Optimization of process integration investments under energy market uncertainties
The increased climate concern in society puts pressure on industries to decrease their energy use in different ways, and a number of studies show that there is a large potential for improved energy efficiency in the energy-intensive industry, for example through process integration. Uncertainties about future energy prices and policy instruments make it, however, difficult to evaluate and compare different kinds of energy-saving measures with respect to net present value as well as reduction of CO2 emissions.
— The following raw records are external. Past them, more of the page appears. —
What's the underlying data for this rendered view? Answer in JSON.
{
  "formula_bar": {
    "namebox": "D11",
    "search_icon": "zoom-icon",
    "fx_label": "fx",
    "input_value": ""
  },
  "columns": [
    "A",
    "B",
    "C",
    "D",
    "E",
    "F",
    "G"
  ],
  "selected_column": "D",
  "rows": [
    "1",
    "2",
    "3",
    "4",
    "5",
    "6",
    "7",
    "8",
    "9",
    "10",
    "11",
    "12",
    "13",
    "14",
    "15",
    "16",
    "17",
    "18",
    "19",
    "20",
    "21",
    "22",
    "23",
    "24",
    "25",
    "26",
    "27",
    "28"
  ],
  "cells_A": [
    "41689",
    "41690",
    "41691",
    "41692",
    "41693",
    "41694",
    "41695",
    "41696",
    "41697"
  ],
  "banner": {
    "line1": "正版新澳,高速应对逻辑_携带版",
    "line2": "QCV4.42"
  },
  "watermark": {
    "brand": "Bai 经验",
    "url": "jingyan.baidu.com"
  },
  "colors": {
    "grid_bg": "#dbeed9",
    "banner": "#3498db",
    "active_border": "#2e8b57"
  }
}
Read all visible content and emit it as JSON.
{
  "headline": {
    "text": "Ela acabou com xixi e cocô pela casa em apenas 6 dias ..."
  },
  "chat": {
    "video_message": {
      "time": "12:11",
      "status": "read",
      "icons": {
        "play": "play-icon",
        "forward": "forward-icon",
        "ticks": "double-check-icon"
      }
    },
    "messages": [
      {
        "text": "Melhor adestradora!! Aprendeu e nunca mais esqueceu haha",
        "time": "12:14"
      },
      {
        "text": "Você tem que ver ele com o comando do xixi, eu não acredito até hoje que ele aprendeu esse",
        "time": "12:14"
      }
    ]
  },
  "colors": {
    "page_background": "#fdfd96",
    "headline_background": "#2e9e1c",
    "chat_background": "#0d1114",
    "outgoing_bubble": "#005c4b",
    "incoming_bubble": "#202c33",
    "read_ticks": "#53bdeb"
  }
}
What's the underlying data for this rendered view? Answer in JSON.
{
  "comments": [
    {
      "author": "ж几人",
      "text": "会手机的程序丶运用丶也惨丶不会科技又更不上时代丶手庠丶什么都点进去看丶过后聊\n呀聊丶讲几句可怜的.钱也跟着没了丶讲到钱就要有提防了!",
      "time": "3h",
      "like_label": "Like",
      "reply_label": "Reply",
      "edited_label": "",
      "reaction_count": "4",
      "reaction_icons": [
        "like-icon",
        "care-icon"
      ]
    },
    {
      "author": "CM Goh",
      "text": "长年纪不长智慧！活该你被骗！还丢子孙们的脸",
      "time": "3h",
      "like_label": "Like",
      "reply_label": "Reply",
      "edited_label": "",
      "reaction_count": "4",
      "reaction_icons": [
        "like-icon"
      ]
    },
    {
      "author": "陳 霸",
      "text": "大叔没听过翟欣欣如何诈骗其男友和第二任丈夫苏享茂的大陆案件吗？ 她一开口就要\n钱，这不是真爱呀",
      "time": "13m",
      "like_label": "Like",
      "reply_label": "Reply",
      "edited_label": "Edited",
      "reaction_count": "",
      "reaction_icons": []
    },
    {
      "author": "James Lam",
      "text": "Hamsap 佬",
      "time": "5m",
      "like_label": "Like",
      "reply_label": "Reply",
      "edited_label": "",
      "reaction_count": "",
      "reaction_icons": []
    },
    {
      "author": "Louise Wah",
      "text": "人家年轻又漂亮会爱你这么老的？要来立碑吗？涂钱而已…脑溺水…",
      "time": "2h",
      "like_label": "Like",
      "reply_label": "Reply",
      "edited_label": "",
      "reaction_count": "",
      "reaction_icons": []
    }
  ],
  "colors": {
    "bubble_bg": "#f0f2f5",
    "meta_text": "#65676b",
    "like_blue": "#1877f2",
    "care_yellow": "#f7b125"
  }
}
This thesis presents a systematic methodology for optimization of investments in process integration under energy market uncertainty. The methodology, which also allows the timing of investments to be studied, is based on the assumption that investment decisions must be made before the outcome of uncertain parameters is known. In this way, the uncertainties are explicitly incorporated in the optimization model in a stochastic programming approach, and an investment plan that is robust to changes in the energy market can be obtained.
The uncertain parameters focused on in this thesis are electricity, wood fuel, and district heating prices, which are also indirectly affected by policy instruments such as the price of CO2 emission permits and green electricity certificates. These uncertain parameters are modelled in a scenario-based approach where probabilities for the different scenarios have to be estimated. For the case study presented in the thesis, the probability distribution could, however, be varied substantially without altering the optimal solution.